Learn more here: http://www.fcps.edu/islandcreekes/ecology/common_milkweed.htm
Overcast in the 70’s made what looked like a perfect day to ride the bikes from Fly Gap to White Rock Mountain. I recently purchased a good little trailer to shuttle the bikes a little further away from the cabin so we could see more country.
This day didn’t disappoint though we did get rained on the pretty good and spent some time under a ledge trying to avoided the heavy downpour. We were pretty wet by then anyway.
The wild flowers were everywhere with the wild azaleas being the highlight. The vistas were beautiful as the road found it’s away atop several mountain tops. We spotted a buck in full velvet.
My son had a new GoPro camera which of course added to the the fun trying the new mounts and such. They are amazing pieces of equipment.
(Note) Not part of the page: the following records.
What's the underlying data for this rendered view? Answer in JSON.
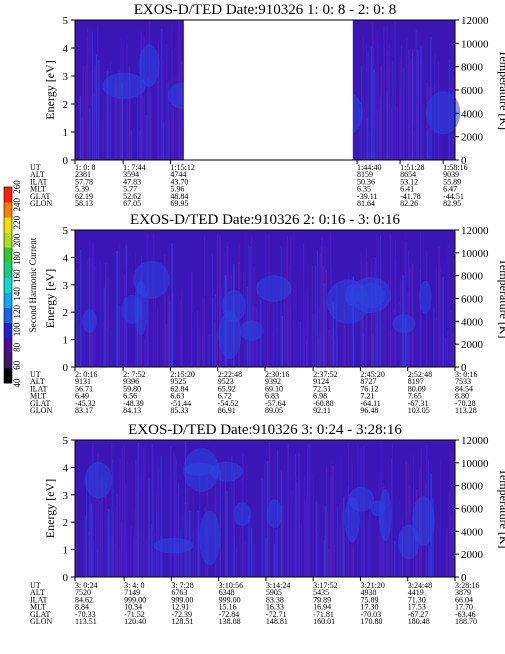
{
  "colors": {
    "background_field": "#3b17b8",
    "enhanced_field": "#2a45e0",
    "gap": "#ffffff",
    "colorbar": [
      "#000000",
      "#3a1a6a",
      "#4b0a9a",
      "#2020d0",
      "#1565e8",
      "#10a8f0",
      "#12d8d0",
      "#10d080",
      "#30c830",
      "#b0e010",
      "#f0e000",
      "#ff8000",
      "#ff2000"
    ]
  },
  "colorbar": {
    "label": "Second Harmonic Current",
    "ticks": [
      "40",
      "60",
      "80",
      "100",
      "120",
      "140",
      "160",
      "180",
      "200",
      "220",
      "240",
      "260"
    ]
  },
  "chart_data": [
    {
      "type": "heatmap",
      "title": "EXOS-D/TED   Date:910326  1: 0: 8 - 2: 0: 8",
      "ylabel": "Energy [eV]",
      "ylabel_right": "Temperature [K]",
      "ylim": [
        0,
        5
      ],
      "ylim_right": [
        0,
        12000
      ],
      "yticks": [
        "0",
        "1",
        "2",
        "3",
        "4",
        "5"
      ],
      "yticks_right": [
        "0",
        "2000",
        "4000",
        "6000",
        "8000",
        "10000",
        "12000"
      ],
      "time_range": [
        "1: 0: 8",
        "2: 0: 8"
      ],
      "data_gaps": [
        [
          "1:17:20",
          "1:44:00"
        ]
      ],
      "ephemeris": {
        "labels": [
          "UT",
          "ALT",
          "ILAT",
          "MLT",
          "GLAT",
          "GLON"
        ],
        "columns": [
          [
            "1: 0: 8",
            "2381",
            "57.78",
            "5.39",
            "62.19",
            "58.13"
          ],
          [
            "1: 7:44",
            "3594",
            "47.83",
            "5.77",
            "52.62",
            "67.05"
          ],
          [
            "1:15:12",
            "4744",
            "43.70",
            "5.96",
            "48.84",
            "69.95"
          ],
          [
            "1:44:40",
            "8159",
            "50.36",
            "6.35",
            "-39.11",
            "81.64"
          ],
          [
            "1:51:28",
            "8654",
            "53.12",
            "6.41",
            "-41.78",
            "82.26"
          ],
          [
            "1:58:16",
            "9039",
            "55.89",
            "6.47",
            "-44.51",
            "82.95"
          ]
        ]
      }
    },
    {
      "type": "heatmap",
      "title": "EXOS-D/TED   Date:910326  2: 0:16 - 3: 0:16",
      "ylabel": "Energy [eV]",
      "ylabel_right": "Temperature [K]",
      "ylim": [
        0,
        5
      ],
      "ylim_right": [
        0,
        12000
      ],
      "yticks": [
        "0",
        "1",
        "2",
        "3",
        "4",
        "5"
      ],
      "yticks_right": [
        "0",
        "2000",
        "4000",
        "6000",
        "8000",
        "10000",
        "12000"
      ],
      "time_range": [
        "2: 0:16",
        "3: 0:16"
      ],
      "ephemeris": {
        "labels": [
          "UT",
          "ALT",
          "ILAT",
          "MLT",
          "GLAT",
          "GLON"
        ],
        "columns": [
          [
            "2: 0:16",
            "9131",
            "56.71",
            "6.49",
            "-45.32",
            "83.17"
          ],
          [
            "2: 7:52",
            "9396",
            "59.80",
            "6.56",
            "-48.39",
            "84.13"
          ],
          [
            "2:15:20",
            "9525",
            "62.84",
            "6.63",
            "-51.44",
            "85.33"
          ],
          [
            "2:22:48",
            "9523",
            "65.92",
            "6.72",
            "-54.52",
            "86.91"
          ],
          [
            "2:30:16",
            "9392",
            "69.10",
            "6.83",
            "-57.64",
            "89.05"
          ],
          [
            "2:37:52",
            "9124",
            "72.51",
            "6.98",
            "-60.88",
            "92.11"
          ],
          [
            "2:45:20",
            "8727",
            "76.12",
            "7.21",
            "-64.11",
            "96.48"
          ],
          [
            "2:52:48",
            "8197",
            "80.09",
            "7.65",
            "-67.31",
            "103.05"
          ],
          [
            "3: 0:16",
            "7533",
            "84.54",
            "8.80",
            "-70.28",
            "113.28"
          ]
        ]
      }
    },
    {
      "type": "heatmap",
      "title": "EXOS-D/TED   Date:910326  3: 0:24 - 3:28:16",
      "ylabel": "Energy [eV]",
      "ylabel_right": "Temperature [K]",
      "ylim": [
        0,
        5
      ],
      "ylim_right": [
        0,
        12000
      ],
      "yticks": [
        "0",
        "1",
        "2",
        "3",
        "4",
        "5"
      ],
      "yticks_right": [
        "0",
        "2000",
        "4000",
        "6000",
        "8000",
        "10000",
        "12000"
      ],
      "time_range": [
        "3: 0:24",
        "3:28:16"
      ],
      "ephemeris": {
        "labels": [
          "UT",
          "ALT",
          "ILAT",
          "MLT",
          "GLAT",
          "GLON"
        ],
        "columns": [
          [
            "3: 0:24",
            "7520",
            "84.62",
            "8.84",
            "-70.33",
            "113.51"
          ],
          [
            "3: 4: 0",
            "7149",
            "999.00",
            "10.34",
            "-71.52",
            "120.40"
          ],
          [
            "3: 7:28",
            "6763",
            "999.00",
            "12.91",
            "-72.39",
            "128.51"
          ],
          [
            "3:10:56",
            "6348",
            "999.00",
            "15.16",
            "-72.84",
            "138.08"
          ],
          [
            "3:14:24",
            "5905",
            "83.38",
            "16.33",
            "-72.71",
            "148.81"
          ],
          [
            "3:17:52",
            "5435",
            "79.89",
            "16.94",
            "-71.81",
            "160.01"
          ],
          [
            "3:21:20",
            "4938",
            "75.89",
            "17.30",
            "-70.03",
            "170.80"
          ],
          [
            "3:24:48",
            "4419",
            "71.30",
            "17.53",
            "-67.27",
            "180.48"
          ],
          [
            "3:28:16",
            "3879",
            "66.04",
            "17.70",
            "-63.46",
            "188.70"
          ]
        ]
      }
    }
  ]
}
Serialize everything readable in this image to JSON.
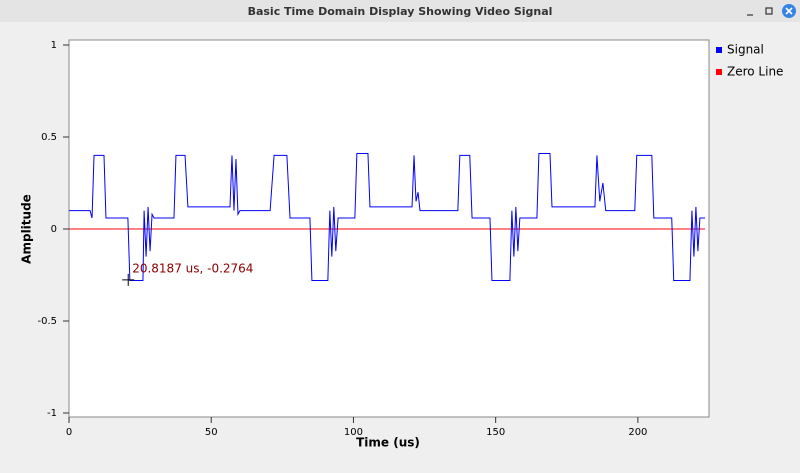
{
  "window": {
    "title": "Basic Time Domain Display Showing Video Signal"
  },
  "chart_data": {
    "type": "line",
    "xlabel": "Time (us)",
    "ylabel": "Amplitude",
    "xlim": [
      0,
      225
    ],
    "ylim": [
      -1,
      1
    ],
    "xticks": [
      0,
      50,
      100,
      150,
      200
    ],
    "yticks": [
      -1,
      -0.5,
      0,
      0.5,
      1
    ],
    "x": [
      0,
      7.4,
      8.1,
      8.8,
      12.3,
      13.0,
      20.7,
      21.4,
      26.0,
      26.4,
      27.1,
      27.8,
      28.5,
      29.2,
      29.9,
      36.9,
      37.6,
      40.8,
      41.8,
      56.6,
      57.3,
      58.0,
      58.7,
      59.4,
      60.1,
      70.7,
      72.1,
      76.6,
      77.7,
      84.7,
      85.4,
      91.0,
      91.7,
      92.4,
      93.1,
      93.8,
      94.6,
      100.5,
      101.2,
      105.1,
      105.8,
      120.6,
      121.3,
      122.0,
      122.7,
      123.4,
      136.7,
      137.4,
      140.9,
      141.7,
      148.0,
      148.7,
      155.0,
      155.7,
      156.4,
      157.1,
      157.8,
      158.5,
      164.5,
      165.2,
      169.1,
      169.8,
      184.9,
      185.6,
      186.6,
      187.7,
      188.7,
      198.9,
      199.6,
      204.9,
      205.6,
      211.9,
      212.6,
      218.3,
      219.0,
      219.7,
      220.4,
      221.1,
      221.8,
      223.6
    ],
    "series": [
      {
        "name": "Signal",
        "color": "#0000ff",
        "values": [
          0.1,
          0.1,
          0.06,
          0.4,
          0.4,
          0.06,
          0.06,
          -0.28,
          -0.28,
          0.1,
          -0.15,
          0.12,
          -0.12,
          0.08,
          0.06,
          0.06,
          0.4,
          0.4,
          0.12,
          0.12,
          0.4,
          0.1,
          0.38,
          0.08,
          0.1,
          0.1,
          0.4,
          0.4,
          0.06,
          0.06,
          -0.28,
          -0.28,
          0.1,
          -0.15,
          0.12,
          -0.12,
          0.06,
          0.06,
          0.41,
          0.41,
          0.12,
          0.12,
          0.4,
          0.15,
          0.2,
          0.1,
          0.1,
          0.4,
          0.4,
          0.06,
          0.06,
          -0.28,
          -0.28,
          0.1,
          -0.15,
          0.12,
          -0.12,
          0.06,
          0.06,
          0.41,
          0.41,
          0.12,
          0.12,
          0.4,
          0.15,
          0.25,
          0.1,
          0.1,
          0.4,
          0.4,
          0.06,
          0.06,
          -0.28,
          -0.28,
          0.1,
          -0.15,
          0.12,
          -0.12,
          0.06,
          0.06
        ]
      },
      {
        "name": "Zero Line",
        "color": "#ff0000",
        "x": [
          0,
          223.6
        ],
        "values": [
          0,
          0
        ]
      }
    ],
    "legend": "top-right",
    "annotation": {
      "text": "20.8187 us, -0.2764",
      "x": 20.8187,
      "y": -0.2764
    }
  }
}
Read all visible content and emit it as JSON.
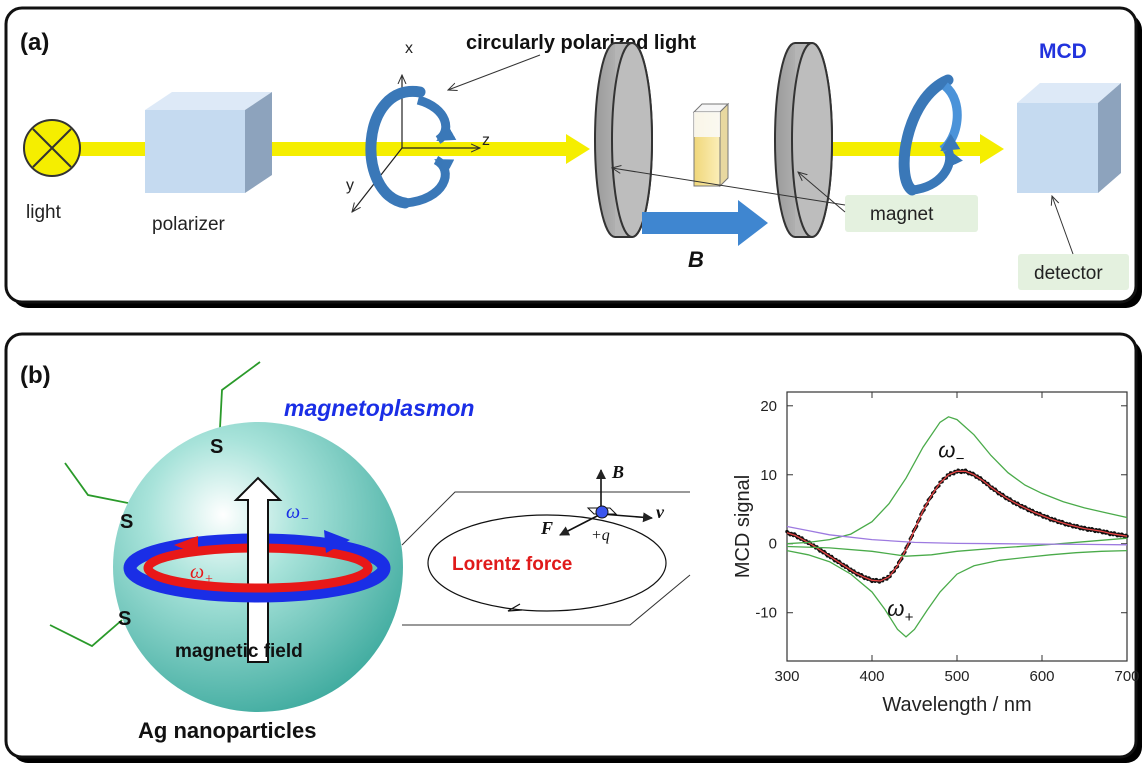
{
  "panel_a": {
    "label": "(a)",
    "light_label": "light",
    "polarizer_label": "polarizer",
    "axis_x": "x",
    "axis_y": "y",
    "axis_z": "z",
    "cpl_label": "circularly polarized light",
    "field_label": "B",
    "magnet_label": "magnet",
    "mcd_label": "MCD",
    "detector_label": "detector"
  },
  "panel_b": {
    "label": "(b)",
    "magnetoplasmon_label": "magnetoplasmon",
    "s_label": "S",
    "omega_minus": "ω",
    "omega_minus_sub": "−",
    "omega_plus": "ω",
    "omega_plus_sub": "+",
    "magnetic_field_label": "magnetic field",
    "nanoparticle_label": "Ag nanoparticles",
    "lorentz_label": "Lorentz force",
    "vec_B": "B",
    "vec_F": "F",
    "vec_v": "v",
    "charge": "+q"
  },
  "colors": {
    "beam": "#f5ee00",
    "box_front": "#c5daf0",
    "box_top": "#dde9f7",
    "box_side": "#8da3bd",
    "rotation_arrow": "#3a78b8",
    "field_arrow": "#3f86d0",
    "label_bg": "#e4f1df",
    "mcd_text": "#2233dd",
    "sphere": "#56c3b5",
    "ring_outer": "#1a2ee6",
    "ring_inner": "#e81818",
    "lorentz_text": "#e01a1a",
    "fit_line": "#e84545",
    "component_line": "#4aab4a",
    "baseline": "#9d7ae0"
  },
  "chart_data": {
    "type": "line",
    "title": "",
    "xlabel": "Wavelength / nm",
    "ylabel": "MCD signal",
    "xlim": [
      300,
      700
    ],
    "ylim": [
      -17,
      22
    ],
    "xticks": [
      300,
      400,
      500,
      600,
      700
    ],
    "yticks": [
      -10,
      0,
      10,
      20
    ],
    "grid": false,
    "legend": "none",
    "annotations": [
      {
        "text": "ω",
        "sub": "−",
        "x": 478,
        "y": 12.5
      },
      {
        "text": "ω",
        "sub": "+",
        "x": 418,
        "y": -10.5
      }
    ],
    "series": [
      {
        "kind": "points",
        "x": [
          300,
          310,
          320,
          330,
          340,
          350,
          360,
          370,
          380,
          390,
          400,
          410,
          420,
          430,
          440,
          450,
          460,
          470,
          480,
          490,
          500,
          510,
          520,
          530,
          540,
          550,
          560,
          570,
          580,
          590,
          600,
          610,
          620,
          630,
          640,
          650,
          660,
          670,
          680,
          690,
          700
        ],
        "y": [
          1.6,
          1.2,
          0.5,
          -0.2,
          -1.0,
          -1.8,
          -2.6,
          -3.4,
          -4.2,
          -4.8,
          -5.3,
          -5.4,
          -4.8,
          -3.2,
          -0.8,
          2.0,
          4.8,
          7.0,
          8.8,
          10.0,
          10.5,
          10.5,
          10.0,
          9.2,
          8.2,
          7.3,
          6.5,
          5.8,
          5.2,
          4.6,
          4.1,
          3.6,
          3.2,
          2.8,
          2.5,
          2.2,
          2.0,
          1.8,
          1.5,
          1.3,
          1.1
        ]
      },
      {
        "kind": "line",
        "color": "#e84545",
        "x": [
          300,
          310,
          320,
          330,
          340,
          350,
          360,
          370,
          380,
          390,
          400,
          410,
          420,
          430,
          440,
          450,
          460,
          470,
          480,
          490,
          500,
          510,
          520,
          530,
          540,
          550,
          560,
          570,
          580,
          590,
          600,
          610,
          620,
          630,
          640,
          650,
          660,
          670,
          680,
          690,
          700
        ],
        "y": [
          1.6,
          1.2,
          0.5,
          -0.2,
          -1.0,
          -1.8,
          -2.6,
          -3.4,
          -4.2,
          -4.8,
          -5.3,
          -5.4,
          -4.8,
          -3.2,
          -0.8,
          2.0,
          4.8,
          7.0,
          8.8,
          10.0,
          10.5,
          10.5,
          10.0,
          9.2,
          8.2,
          7.3,
          6.5,
          5.8,
          5.2,
          4.6,
          4.1,
          3.6,
          3.2,
          2.8,
          2.5,
          2.2,
          2.0,
          1.8,
          1.5,
          1.3,
          1.1
        ]
      },
      {
        "kind": "line",
        "color": "#4aab4a",
        "x": [
          300,
          325,
          350,
          375,
          400,
          420,
          440,
          460,
          480,
          490,
          500,
          520,
          540,
          560,
          580,
          600,
          625,
          650,
          675,
          700
        ],
        "y": [
          0,
          0.2,
          0.6,
          1.4,
          3.2,
          5.8,
          9.5,
          14.0,
          17.6,
          18.4,
          18.0,
          15.8,
          12.8,
          10.3,
          8.5,
          7.3,
          6.1,
          5.2,
          4.5,
          3.8
        ]
      },
      {
        "kind": "line",
        "color": "#4aab4a",
        "x": [
          300,
          325,
          350,
          375,
          400,
          415,
          430,
          440,
          450,
          465,
          480,
          500,
          520,
          550,
          580,
          610,
          640,
          670,
          700
        ],
        "y": [
          -1.0,
          -1.6,
          -2.6,
          -4.4,
          -7.0,
          -9.5,
          -12.4,
          -13.5,
          -12.4,
          -9.6,
          -7.0,
          -4.4,
          -3.2,
          -2.4,
          -2.0,
          -1.6,
          -1.3,
          -1.1,
          -1.0
        ]
      },
      {
        "kind": "line",
        "color": "#4aab4a",
        "x": [
          300,
          350,
          400,
          440,
          470,
          500,
          550,
          600,
          650,
          700
        ],
        "y": [
          -0.4,
          -0.6,
          -1.1,
          -1.8,
          -1.6,
          -1.1,
          -0.6,
          -0.2,
          0.3,
          0.8
        ]
      },
      {
        "kind": "line",
        "color": "#9d7ae0",
        "x": [
          300,
          325,
          350,
          400,
          450,
          500,
          550,
          600,
          650,
          700
        ],
        "y": [
          2.5,
          1.9,
          1.3,
          0.6,
          0.2,
          0.05,
          0,
          -0.05,
          -0.1,
          -0.15
        ]
      }
    ]
  }
}
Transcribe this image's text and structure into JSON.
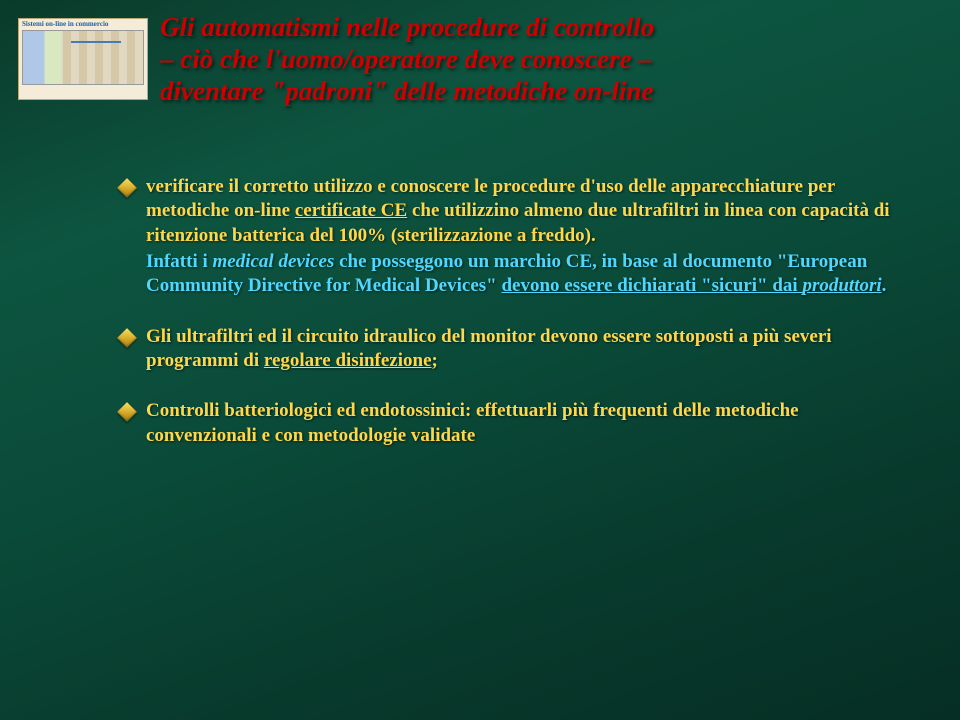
{
  "title": {
    "text_line1": "Gli automatismi nelle procedure di controllo",
    "text_line2": "– ciò che l'uomo/operatore deve conoscere –",
    "text_line3": "diventare \"padroni\" delle metodiche on-line",
    "font_size_pt": 27,
    "color": "#cc0000"
  },
  "thumbnail": {
    "caption": "Sistemi on-line in commercio"
  },
  "bullets": [
    {
      "main_html": "verificare il corretto utilizzo e conoscere le procedure d'uso delle apparecchiature per metodiche on-line <span class='ul'>certificate CE</span> che utilizzino almeno due ultrafiltri in linea con capacità di ritenzione batterica del 100% (sterilizzazione a freddo).",
      "sub_html": "Infatti i <span class='ital'>medical devices</span> che posseggono un marchio CE, in base al documento \"European Community Directive for Medical Devices\" <span class='ul'>devono essere dichiarati \"sicuri\" dai <span class='ital'>produttori</span></span>.",
      "font_size_pt": 19
    },
    {
      "main_html": "Gli ultrafiltri ed il circuito idraulico del monitor devono essere sottoposti a più severi programmi di <span class='ul'>regolare disinfezione</span>;",
      "font_size_pt": 19
    },
    {
      "main_html": "Controlli batteriologici ed endotossinici: effettuarli più frequenti delle metodiche convenzionali e con metodologie validate",
      "font_size_pt": 19
    }
  ],
  "colors": {
    "bullet_text": "#ffd84a",
    "sub_text": "#4fd8ff",
    "diamond_fill": "#ffe060",
    "background_gradient": [
      "#0a3a2a",
      "#0d5540",
      "#0a4a38",
      "#083a2c",
      "#062e24"
    ]
  }
}
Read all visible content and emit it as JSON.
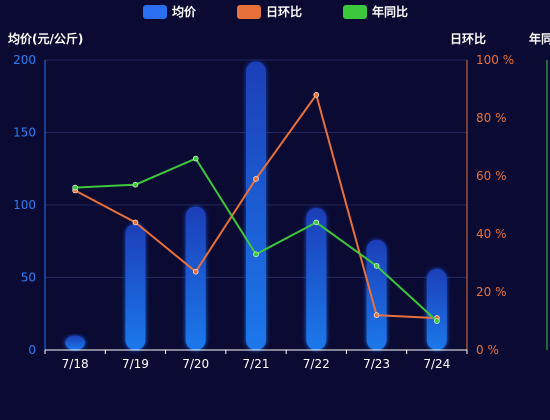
{
  "chart_data": {
    "type": "bar",
    "categories": [
      "7/18",
      "7/19",
      "7/20",
      "7/21",
      "7/22",
      "7/23",
      "7/24"
    ],
    "legend": [
      {
        "name": "均价",
        "color": "#2a6ff0"
      },
      {
        "name": "日环比",
        "color": "#e8703a"
      },
      {
        "name": "年同比",
        "color": "#3cc83c"
      }
    ],
    "axes": {
      "left": {
        "label": "均价(元/公斤)",
        "ticks": [
          "0",
          "50",
          "100",
          "150",
          "200"
        ],
        "ylim": [
          0,
          200
        ]
      },
      "right": {
        "label": "日环比",
        "ticks": [
          "0 %",
          "20 %",
          "40 %",
          "60 %",
          "80 %",
          "100 %"
        ],
        "ylim": [
          0,
          100
        ]
      },
      "right2_label": "年同比"
    },
    "series": [
      {
        "name": "均价",
        "type": "bar",
        "axis": "left",
        "values": [
          10,
          87,
          99,
          199,
          98,
          76,
          56
        ],
        "color": "#2a6ff0"
      },
      {
        "name": "日环比",
        "type": "line",
        "axis": "right",
        "values": [
          55,
          44,
          27,
          59,
          88,
          12,
          11
        ],
        "color": "#e8703a"
      },
      {
        "name": "年同比",
        "type": "line",
        "axis": "right",
        "values": [
          56,
          57,
          66,
          33,
          44,
          29,
          10
        ],
        "color": "#3cc83c"
      }
    ],
    "grid": true
  }
}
I hadn’t been to White Rock Mountain in over 30 years. I won’t let it go that long again.
I’m sitting on the front porch of the cabin this evening having just returned from a 6 mile hike. Steaks are grilling. Carpenter bees and hummingbirds are buzzing. I’ve sat here most of the day working (real job). I was ready to get up and move around.
We headed up the mountain behind the cabin to find that our logging road paths have been over grown with seeded grass from the erosion control methods of the evil loggers. Waist high grass is not enjoyable to hike in even with all the ticks. (sarcasm) Every hike seems to be an entertaining adventure. The Dogwoods have gone and the ground wildflowers have become amazingly gorgeous for what always seems like a short season. We retrieved the Father in law’s seat cushion he left on the mountain from his futile turkey hunt a couple of weeks ago. We had to practically shoo a turkey off the darn thing.
Wildfire burned the field near the river early last fall. The ugly fire has given way to green grass and fields full of Daisies.
The Muscadine Grapes look to have set fruit. We are always hoping for a cool wet summer so that the wild fruit is abundant., so far so good.
Yesterday, I rented a tractor to fix the .6 mile long driveway then the gravel truck didn’t show. We have an awesome driveway now until the next rain. It was a great way to spend our 35th wedding anniversary.